What to actually do about it
If your black cat is going rusty only in summer, seems perfectly well in herself, and eats a complete commercial diet, the most likely explanation is photobleaching. Enjoyable sunbathing, cosmetically annoying, clinically unremarkable. Still, any persistent or worsening coat change warrants a vet conversation, if your cat is developing noticeable rusting in conjunction with signs like abnormal gait, hyperactivity, or weight loss, she needs to be seen by a vet to get a proper diagnosis. Another cause for a black cat’s fur changing colour is thyroid, kidney, or liver issues. These organs all have some relationship with tyrosine, which is metabolised in the liver and is necessary for the production of thyroxin. If either of these organs are not functioning properly, the required amount of tyrosine may not be produced, resulting in a discoloured coat.

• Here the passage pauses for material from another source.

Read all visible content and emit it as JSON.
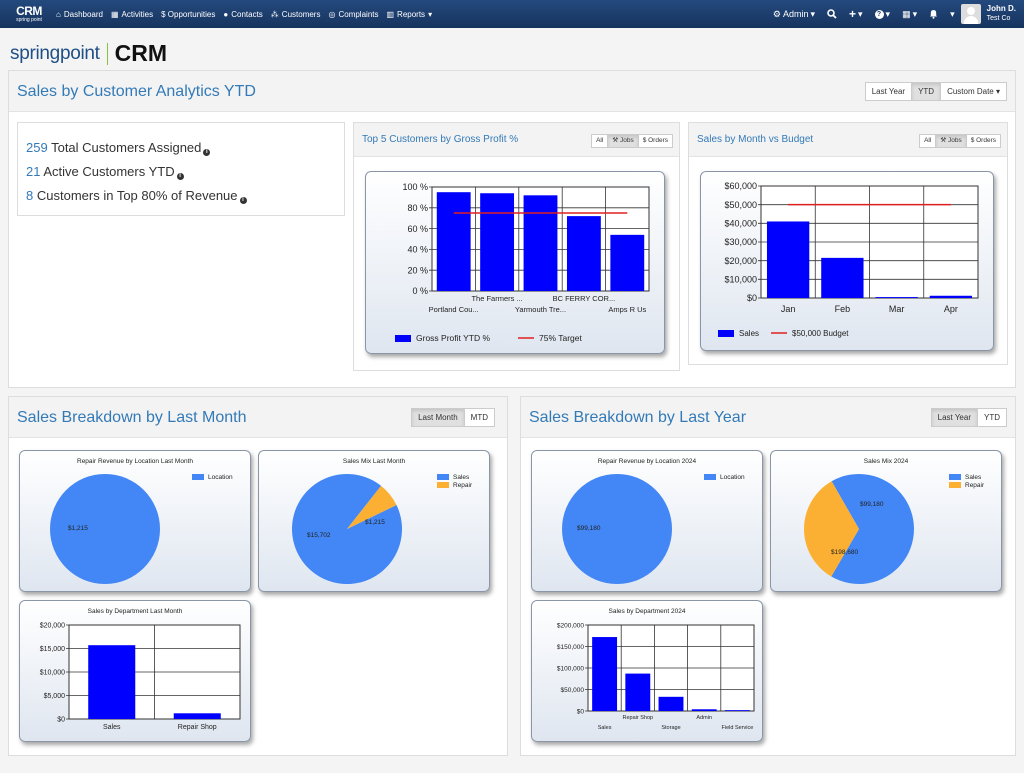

For the windowsill itself, there are practical steps worth taking. Keeping cats inside during the hottest part of the day (between 10am and 4pm) helps, and UV-filtering films can be added to windows to protect cats that persistently seek out sunny spots. A cat-friendly sunscreen can be used on vulnerable areas like the ear tips, products made for cats are best, and if a human sunscreen must be used, avoid zinc oxide and salicylate ingredients, as both can be toxic if ingested when cats groom themselves. Always check with your vet before applying anything to your cat’s skin.
One genuinely surprising footnote: studies have recorded cases of black kittens being born with a reddish coat colour as a result of the mother cat’s tyrosine-deficient diet during pregnancy. A queen’s nutrition during gestation shapes her kittens’ very pigmentation, which rather suggests that what looks like a simple colour quirk can carry more biological weight than most of us imagine.